Suppliers need no special software, just an Internet connection and a browser - and nerves of steel. The Internet auction house, sometimes called an exchange or e-market supplies the software, infrastructure and strategic backbone behind the bidding. One of the biggest in the US is FreeMarkets, based in Pittsburgh, which boasts $7.6 billion in market volume and $1.5 billion in customer savings in five years of business.
In the near future, it is likely that the invisible gavel will determine hundreds of Canadian public and private procurement contracts. The electronic intermediaries may be the US-based e-procurement sites or soon-to-come Canadian sites set up in partnership with government.
Alberta is taking the lead in Canada, with plans for a massive e-procurement site with reverse auctions at the core, expected to go live by the end of this year, pending cabinet approval. A web-commerce partner will be chosen to help build the site designed to handle 20 percent of the government's $1.9 billion annual procurement bill - $400 million at a minimum. The entire public sector tab in Alberta is closer to $4 billion and the cities of Calgary and Edmonton and the University of Alberta have indicated a willingness to sign on.

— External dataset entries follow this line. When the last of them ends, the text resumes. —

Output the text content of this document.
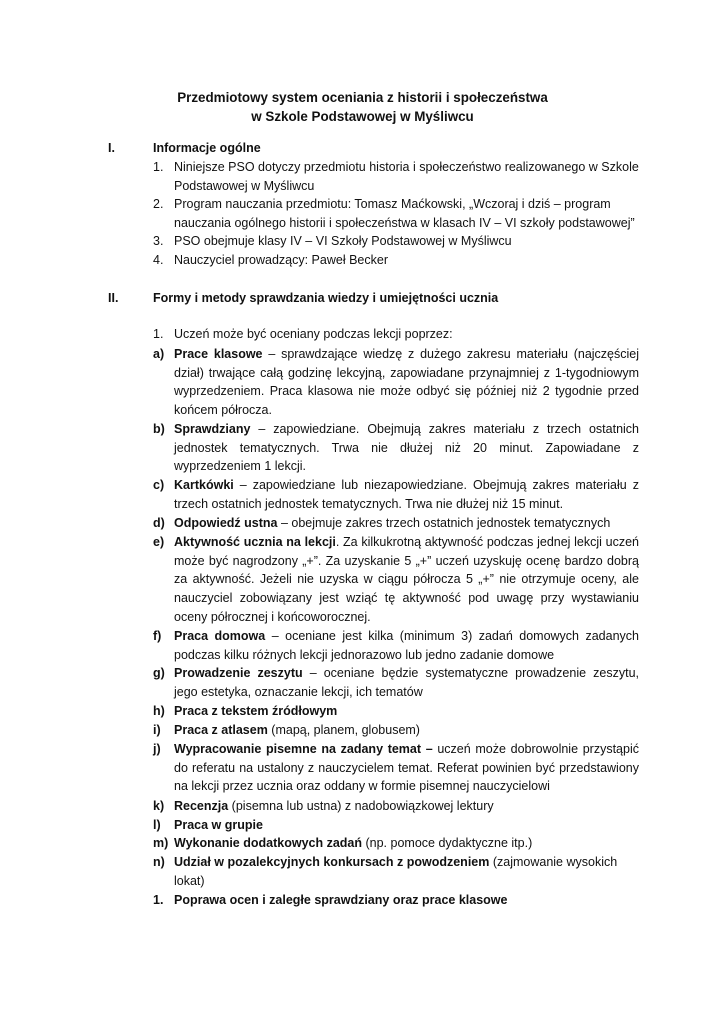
Przedmiotowy system oceniania z historii i społeczeństwa
w Szkole Podstawowej w Myśliwcu
I.	Informacje ogólne
1. Niniejsze PSO dotyczy przedmiotu historia i społeczeństwo realizowanego w Szkole Podstawowej w Myśliwcu
2. Program nauczania przedmiotu: Tomasz Maćkowski, „Wczoraj i dziś – program nauczania ogólnego historii i społeczeństwa w klasach IV – VI szkoły podstawowej”
3. PSO obejmuje klasy IV – VI Szkoły Podstawowej w Myśliwcu
4. Nauczyciel prowadzący: Paweł Becker
II.	Formy i metody sprawdzania wiedzy i umiejętności ucznia
1. Uczeń może być oceniany podczas lekcji poprzez:
a) Prace klasowe – sprawdzające wiedzę z dużego zakresu materiału (najczęściej dział) trwające całą godzinę lekcyjną, zapowiadane przynajmniej z 1-tygodniowym wyprzedzeniem. Praca klasowa nie może odbyć się później niż 2 tygodnie przed końcem półrocza.
b) Sprawdziany – zapowiedziane. Obejmują zakres materiału z trzech ostatnich jednostek tematycznych. Trwa nie dłużej niż 20 minut. Zapowiadane z wyprzedzeniem 1 lekcji.
c) Kartkówki – zapowiedziane lub niezapowiedziane. Obejmują zakres materiału z trzech ostatnich jednostek tematycznych. Trwa nie dłużej niż 15 minut.
d) Odpowiedź ustna – obejmuje zakres trzech ostatnich jednostek tematycznych
e) Aktywność ucznia na lekcji. Za kilkukrotną aktywność podczas jednej lekcji uczeń może być nagrodzony „+”. Za uzyskanie 5 „+” uczeń uzyskuję ocenę bardzo dobrą za aktywność. Jeżeli nie uzyska w ciągu półrocza 5 „+” nie otrzymuje oceny, ale nauczyciel zobowiązany jest wziąć tę aktywność pod uwagę przy wystawianiu oceny półrocznej i końcoworocznej.
f)	Praca domowa – oceniane jest kilka (minimum 3) zadań domowych zadanych podczas kilku różnych lekcji jednorazowo lub jedno zadanie domowe
g) Prowadzenie zeszytu – oceniane będzie systematyczne prowadzenie zeszytu, jego estetyka, oznaczanie lekcji, ich tematów
h) Praca z tekstem źródłowym
i)	Praca z atlasem (mapą, planem, globusem)
j)	Wypracowanie pisemne na zadany temat – uczeń może dobrowolnie przystąpić do referatu na ustalony z nauczycielem temat. Referat powinien być przedstawiony na lekcji przez ucznia oraz oddany w formie pisemnej nauczycielowi
k) Recenzja (pisemna lub ustna) z nadobowiązkowej lektury
l)	Praca w grupie
m) Wykonanie dodatkowych zadań (np. pomoce dydaktyczne itp.)
n) Udział w pozalekcyjnych konkursach z powodzeniem (zajmowanie wysokich lokat)
1. Poprawa ocen i zaległe sprawdziany oraz prace klasowe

"The business case is attractive," says Stan Hayter, a project manager with the Alberta Ministry of Innovation and Science. "We see reverse auctions as the key to the success of this project."
Hayter estimates the government will save seven percent on its procurement budget - items like office furniture, computers and supplies, but excluding major construction projects like schools and hospitals that are considered too complex for online bidding. But those e-procurement web-wizards may find a way to put those big items on the block as well.
Edmonton-based Information Systems Consulting Group (ISC), already in partnership with Alberta in its Internet-based billing service called iBillz (designed to eliminate paper billing), may have an edge over rivals for the e-procurement site contract.
And Alberta may just be the beginning for the ISC e-procurement site, says CEO Ashif Mawji. "We see this as a pilot project we will have to prove to be successful. We're looking at opportunities across Canada and the US."
Those opportunities are likely to be extensive, as e-procurement and reverse auctions spread across the continent at the speed of the Internet.
Sid Tafler is a Victoria-based journalist who has covered provincial governments in Quebec, Alberta and British Columbia. He is a former editor of Monday magazine.